← Back to all projects

Enhancing 2D VLA Models with 3D Spatial Awareness

Timeline: Fall 2025 Role: Robot Learning & Perception Researcher Team: 2 Members Focus: 3D Spatial Reasoning for VLA Models

Vision-Language-Action (VLA) 3D Diffusion Policy DINOv2 Depth Anything v3 Robot Learning MuJoCo

Ground Truth vs Predicted Depth Comparison

Full Report → Poster → GitHub →

Research Objective

Investigate the practicality of converting single-view 2D RGB inputs into rich 3D scene representations for Vision-Language-Action (VLA) models.
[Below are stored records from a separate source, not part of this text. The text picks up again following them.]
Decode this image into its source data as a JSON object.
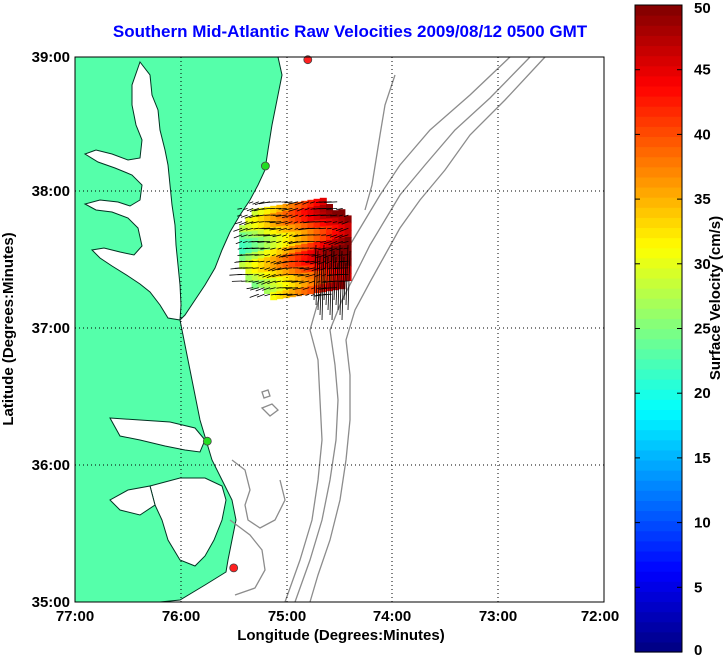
{
  "title": "Southern Mid-Atlantic Raw Velocities 2009/08/12 0500 GMT",
  "axes": {
    "xlabel": "Longitude (Degrees:Minutes)",
    "ylabel": "Latitude (Degrees:Minutes)",
    "x_ticks": [
      "77:00",
      "76:00",
      "75:00",
      "74:00",
      "73:00",
      "72:00"
    ],
    "y_ticks": [
      "39:00",
      "38:00",
      "37:00",
      "36:00",
      "35:00"
    ],
    "grid": "dotted"
  },
  "colorbar": {
    "label": "Surface Velocity (cm/s)",
    "ticks": [
      "0",
      "5",
      "10",
      "15",
      "20",
      "25",
      "30",
      "35",
      "40",
      "45",
      "50"
    ],
    "min": 0,
    "max": 50
  },
  "colors": {
    "land": "#55ffaa",
    "coastline": "#003322",
    "bathymetry": "#8c8c8c",
    "title": "#0000ff",
    "station_green": "#22dd22",
    "station_red": "#ff2020"
  },
  "stations": [
    {
      "lon": -74.8,
      "lat": 38.98,
      "color": "red"
    },
    {
      "lon": -75.2,
      "lat": 38.2,
      "color": "green"
    },
    {
      "lon": -75.75,
      "lat": 36.18,
      "color": "green"
    },
    {
      "lon": -75.5,
      "lat": 35.25,
      "color": "red"
    }
  ]
}
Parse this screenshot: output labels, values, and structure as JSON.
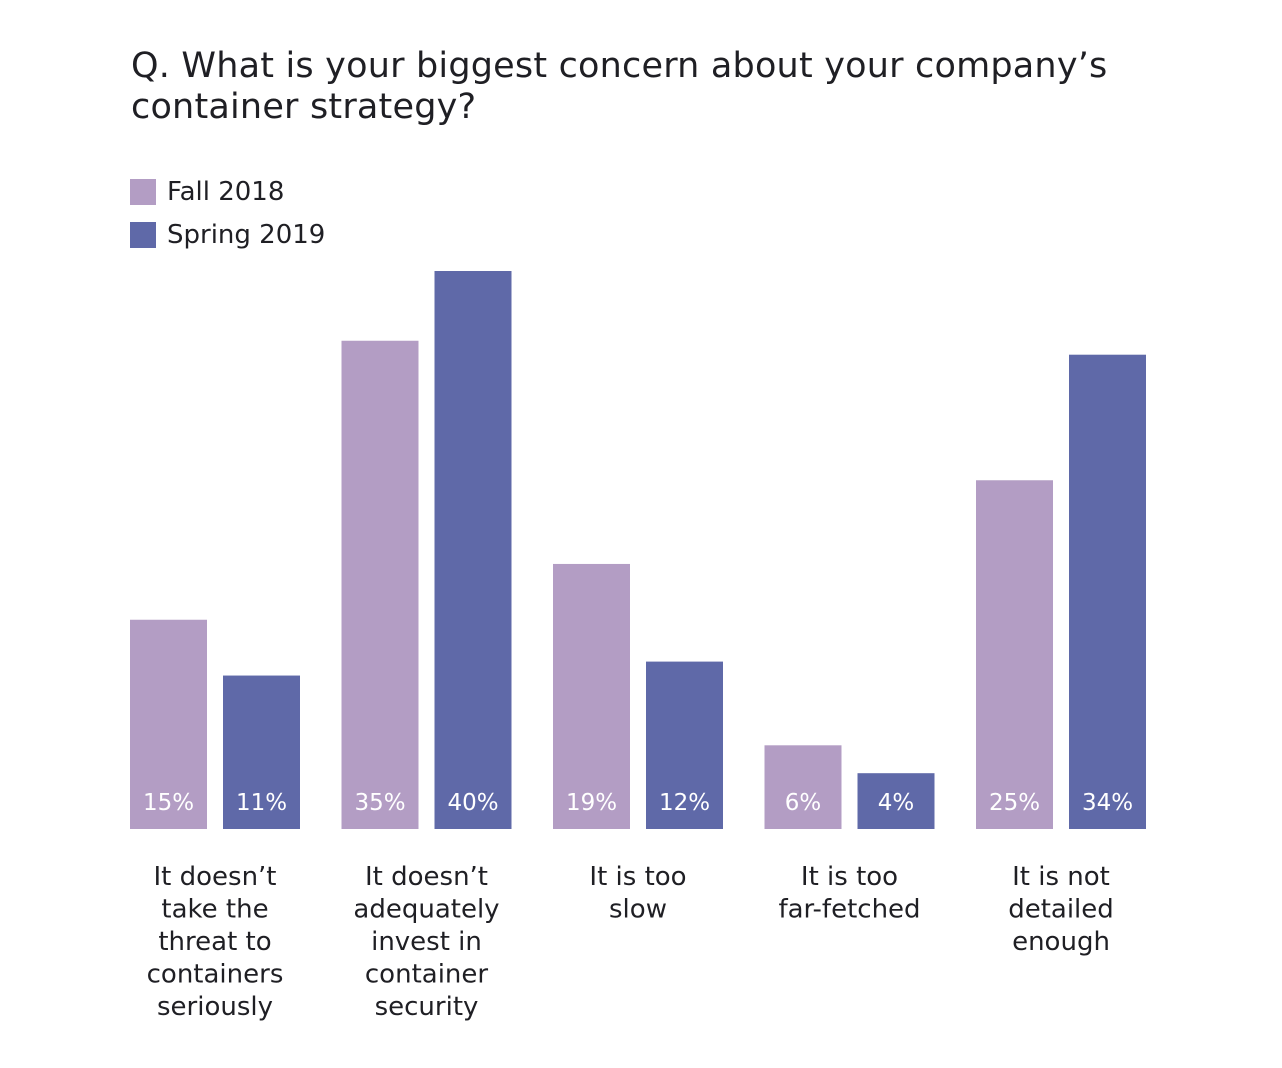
{
  "chart_data": {
    "type": "bar",
    "title": "Q. What is your biggest concern about your company’s container strategy?",
    "categories": [
      [
        "It doesn’t",
        "take the",
        "threat to",
        "containers",
        "seriously"
      ],
      [
        "It doesn’t",
        "adequately",
        "invest in",
        "container",
        "security"
      ],
      [
        "It is too",
        "slow"
      ],
      [
        "It is too",
        "far-fetched"
      ],
      [
        "It is not",
        "detailed",
        "enough"
      ]
    ],
    "series": [
      {
        "name": "Fall 2018",
        "color": "#b39dc4",
        "values": [
          15,
          35,
          19,
          6,
          25
        ],
        "labels": [
          "15%",
          "35%",
          "19%",
          "6%",
          "25%"
        ]
      },
      {
        "name": "Spring 2019",
        "color": "#5f69a8",
        "values": [
          11,
          40,
          12,
          4,
          34
        ],
        "labels": [
          "11%",
          "40%",
          "12%",
          "4%",
          "34%"
        ]
      }
    ],
    "ylim": [
      0,
      40
    ],
    "grid": false,
    "legend": "top-left"
  }
}
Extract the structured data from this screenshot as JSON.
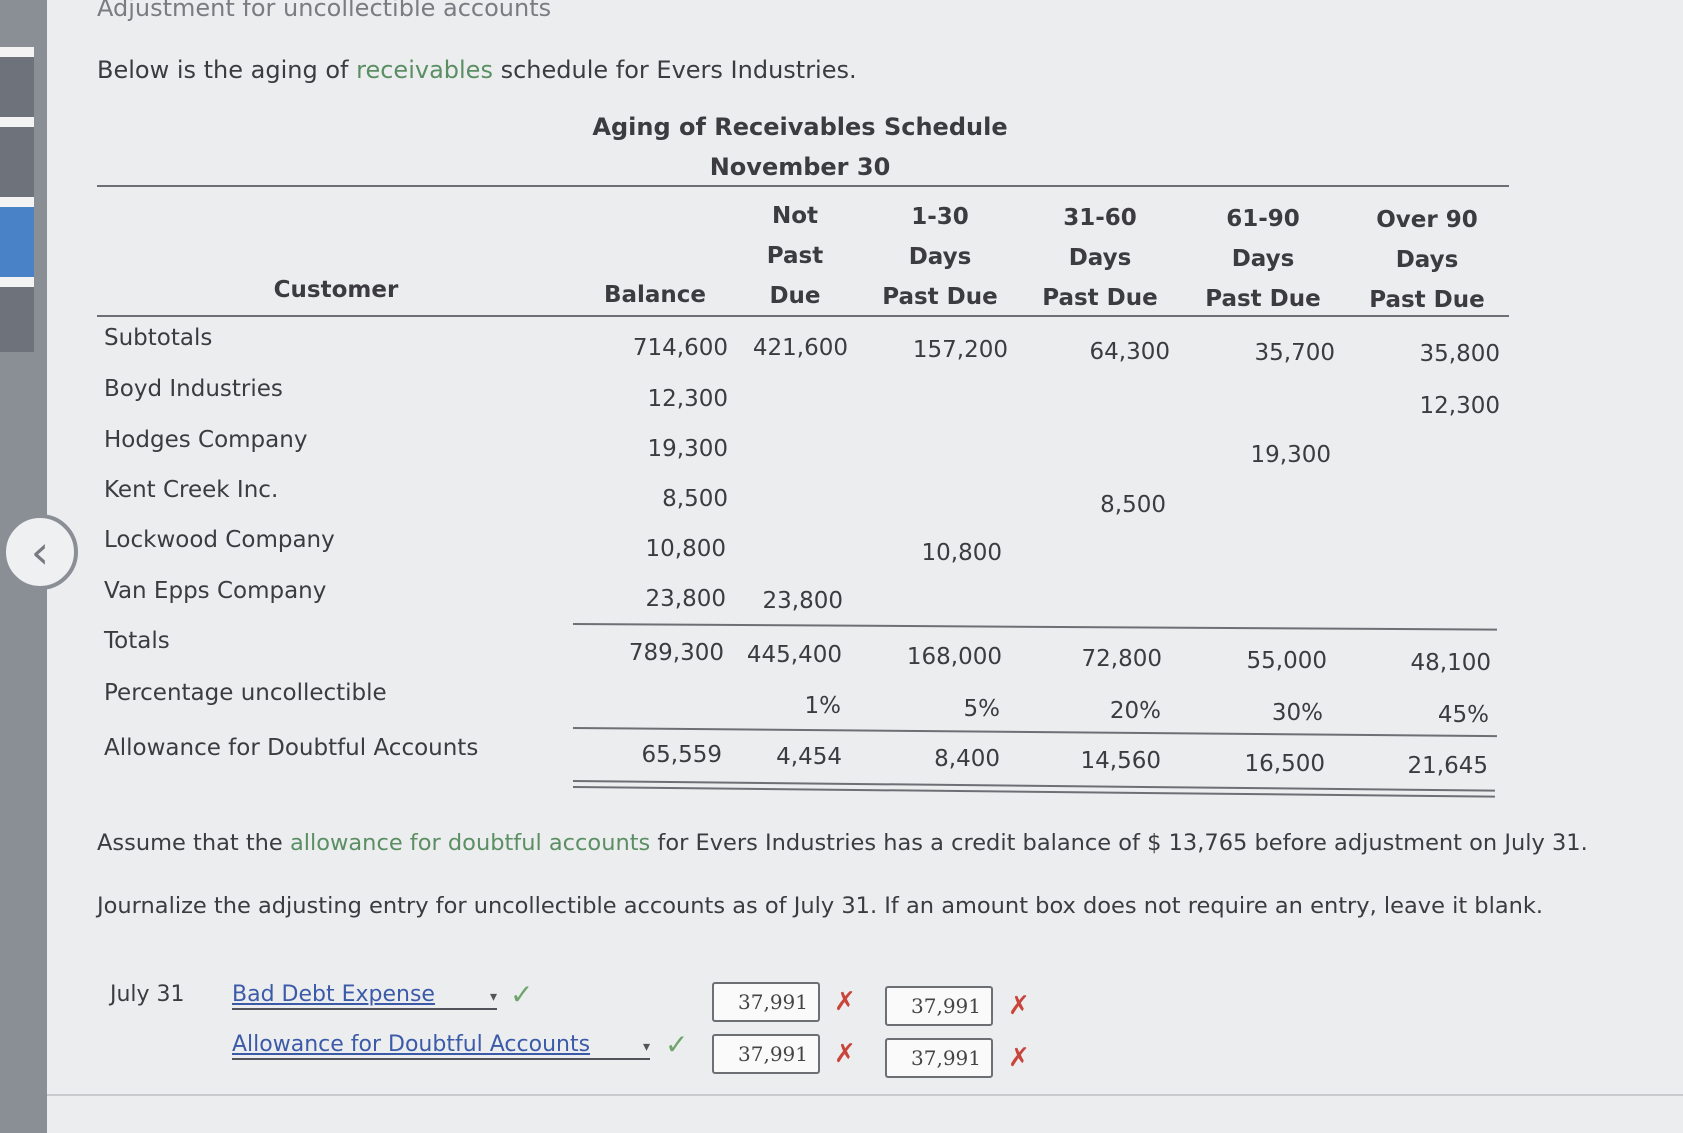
{
  "page": {
    "heading": "Adjustment for uncollectible accounts",
    "intro_before": "Below is the aging of",
    "intro_link": "receivables",
    "intro_after": "schedule for Evers Industries."
  },
  "schedule": {
    "title": "Aging of Receivables Schedule",
    "date": "November 30",
    "headers": {
      "customer": "Customer",
      "balance": "Balance",
      "not_past_due": [
        "Not",
        "Past",
        "Due"
      ],
      "d1_30": [
        "1-30",
        "Days",
        "Past Due"
      ],
      "d31_60": [
        "31-60",
        "Days",
        "Past Due"
      ],
      "d61_90": [
        "61-90",
        "Days",
        "Past Due"
      ],
      "over90": [
        "Over 90",
        "Days",
        "Past Due"
      ]
    },
    "rows": [
      {
        "label": "Subtotals",
        "balance": "714,600",
        "not_past_due": "421,600",
        "d1_30": "157,200",
        "d31_60": "64,300",
        "d61_90": "35,700",
        "over90": "35,800"
      },
      {
        "label": "Boyd Industries",
        "balance": "12,300",
        "over90": "12,300"
      },
      {
        "label": "Hodges Company",
        "balance": "19,300",
        "d61_90": "19,300"
      },
      {
        "label": "Kent Creek Inc.",
        "balance": "8,500",
        "d31_60": "8,500"
      },
      {
        "label": "Lockwood Company",
        "balance": "10,800",
        "d1_30": "10,800"
      },
      {
        "label": "Van Epps Company",
        "balance": "23,800",
        "not_past_due": "23,800"
      },
      {
        "label": "Totals",
        "balance": "789,300",
        "not_past_due": "445,400",
        "d1_30": "168,000",
        "d31_60": "72,800",
        "d61_90": "55,000",
        "over90": "48,100"
      },
      {
        "label": "Percentage uncollectible",
        "balance": "",
        "not_past_due": "1%",
        "d1_30": "5%",
        "d31_60": "20%",
        "d61_90": "30%",
        "over90": "45%"
      },
      {
        "label": "Allowance for Doubtful Accounts",
        "balance": "65,559",
        "not_past_due": "4,454",
        "d1_30": "8,400",
        "d31_60": "14,560",
        "d61_90": "16,500",
        "over90": "21,645"
      }
    ]
  },
  "question": {
    "assume_before": "Assume that the",
    "assume_link": "allowance for doubtful accounts",
    "assume_after": "for Evers Industries has a credit balance of $ 13,765 before adjustment on July 31.",
    "instruction": "Journalize the adjusting entry for uncollectible accounts as of July 31. If an amount box does not require an entry, leave it blank."
  },
  "journal": {
    "date": "July 31",
    "entries": [
      {
        "account": "Bad Debt Expense",
        "debit": "37,991",
        "credit": "37,991",
        "account_status": "correct",
        "debit_status": "incorrect",
        "credit_status": "incorrect"
      },
      {
        "account": "Allowance for Doubtful Accounts",
        "debit": "37,991",
        "credit": "37,991",
        "account_status": "correct",
        "debit_status": "incorrect",
        "credit_status": "incorrect"
      }
    ],
    "check_symbol": "✓",
    "x_symbol": "✗"
  },
  "colors": {
    "link": "#5b8f63",
    "check": "#6fa56c",
    "x_mark": "#c9453b",
    "select_text": "#3b5aa8"
  },
  "icons": {
    "prev": "chevron-left-icon"
  }
}
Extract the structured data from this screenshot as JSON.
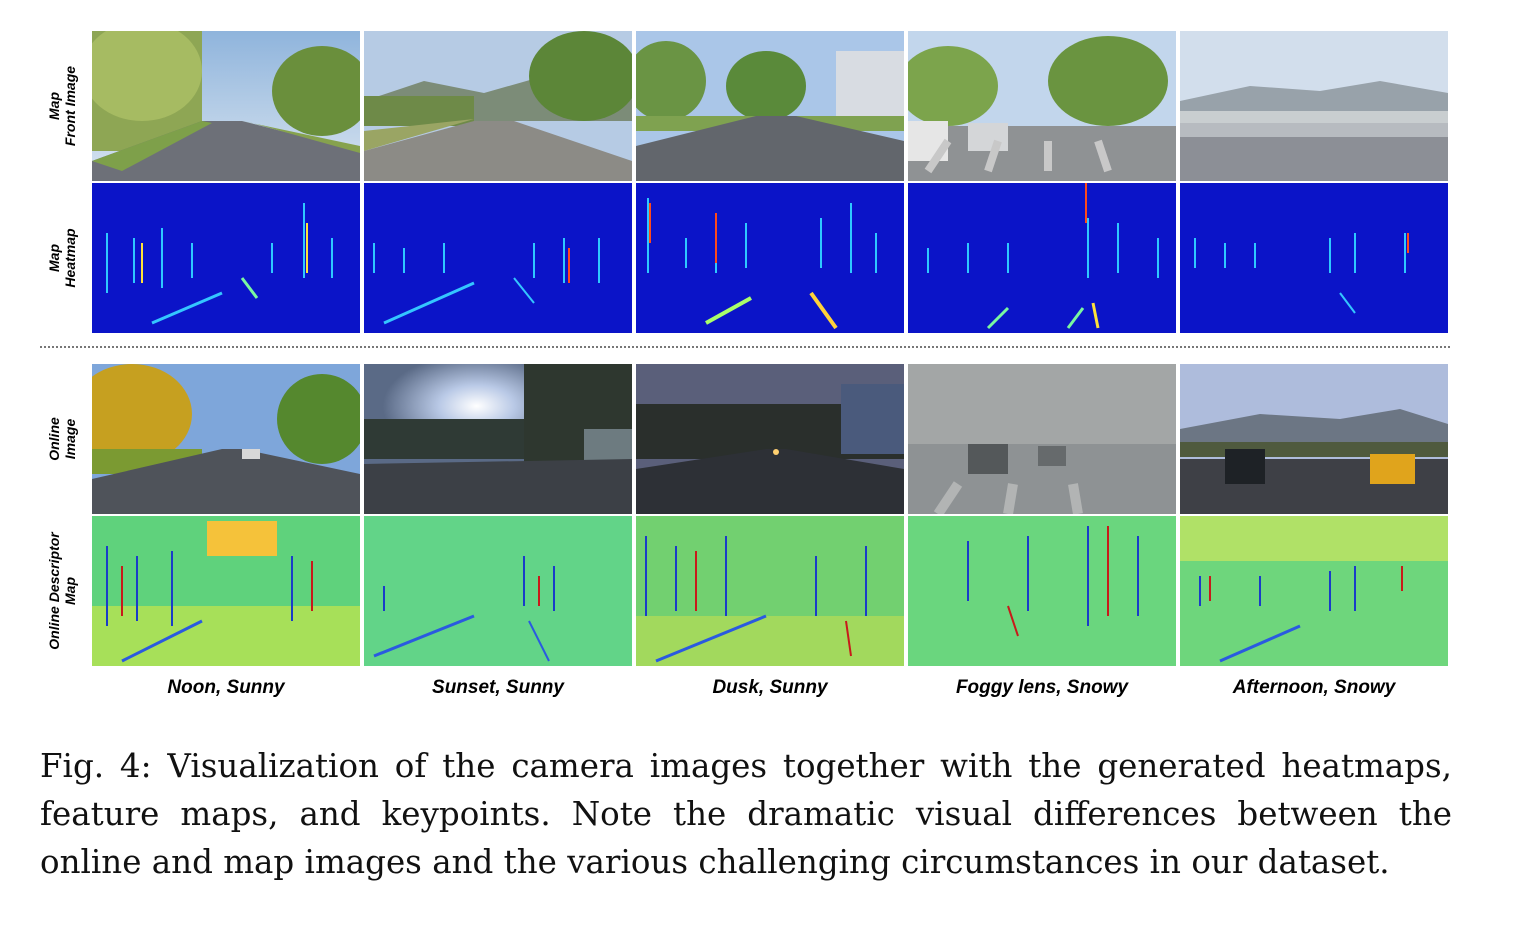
{
  "figure": {
    "row_labels": {
      "map_image": [
        "Map",
        "Front Image"
      ],
      "map_heatmap": [
        "Map",
        "Heatmap"
      ],
      "online_image": [
        "Online",
        "Image"
      ],
      "online_descriptor": [
        "Online Descriptor",
        "Map"
      ]
    },
    "columns": [
      {
        "label": "Noon, Sunny"
      },
      {
        "label": "Sunset, Sunny"
      },
      {
        "label": "Dusk, Sunny"
      },
      {
        "label": "Foggy lens, Snowy"
      },
      {
        "label": "Afternoon, Snowy"
      }
    ],
    "colors": {
      "heatmap_background": "#0b14c8",
      "descriptor_background": "#5fd27c",
      "separator": "#777777"
    }
  },
  "caption": {
    "text": "Fig. 4: Visualization of the camera images together with the generated heatmaps, feature maps, and keypoints. Note the dramatic visual differences between the online and map images and the various challenging circumstances in our dataset."
  }
}
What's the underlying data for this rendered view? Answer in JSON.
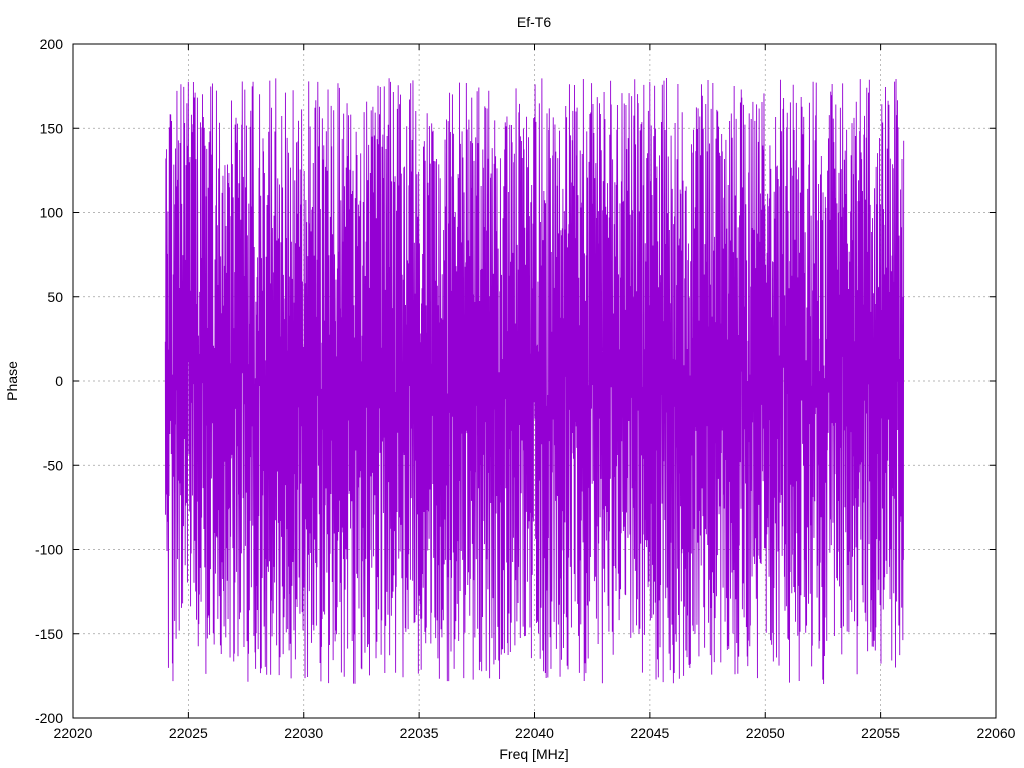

This work explores whether "software-only 3D" (pseudo-depth) can replace physical depth sensors, evaluates the performance gap between predicted and ground-truth 3D cues, and tests if VLAs can achieve superior geometric reasoning through lightweight spatial feature injection.

Key Features Achieved

Dual Pipeline Architecture: Implemented two distinct methodologies: (1) generating pseudo-3D point clouds via Depth Anything v3 to drive a 3D Diffusion Policy, and (2) injecting spatially-aware semantic features from DINOv2 backbones.
Pseudo-3D Scene Reconstruction: Developed a pipeline to unproject monocular depth maps into 3D point clouds, enabling 3D-native policies to operate on standard RGB video data.
Semantic Feature Injection: Successfully utilized DINOv2 as a high-resolution feature encoder, achieving superior performance on dynamic tasks without explicit 3D reconstruction.
Cross-Resolution Evaluation: Benchmarked model robustness across multiple input resolutions (128×128 to 512×512) and point cloud densities.

Challenges & Learnings

Monocular Depth Artifacts: Observed that artifacts in high-resolution monocular depth estimation can cause performance degradation in geometrically complex tasks compared to lower-resolution, smoother predictions.
Geometric Precision Gap: While software-only 3D excel at planar tasks, high-precision contact tasks like "Assembly" remain sensitive to the fidelity of predicted depth.
Overfitting Risks: Identified a tendency for policies to overfit to perfect simulator depth, necessitating the development of noise-robust representations for real-world transfer.
Computational Efficiency: Learned the trade-offs between dense 3D representation and lightweight semantic cueing for real-time robot control.

Quantitative Results

Planar Task Success: Achieved a 100% success rate on the "Plate-Slide-Side" task using high-resolution monocular depth.
Dynamic Task Performance: Demonstrated an 85% success rate on "Hammer" and 80% on "Basketball" tasks using the DINOv2 semantic feature pipeline.
Resolution Stability: Maintained a 90% success rate on planar tasks even at low resolution (128×128), highlighting the efficacy of lightweight 3D cues.
Benchmark Comparison: Evaluated against native 3D Diffusion Policy (DP3) baselines to quantify the "software-only" performance gap.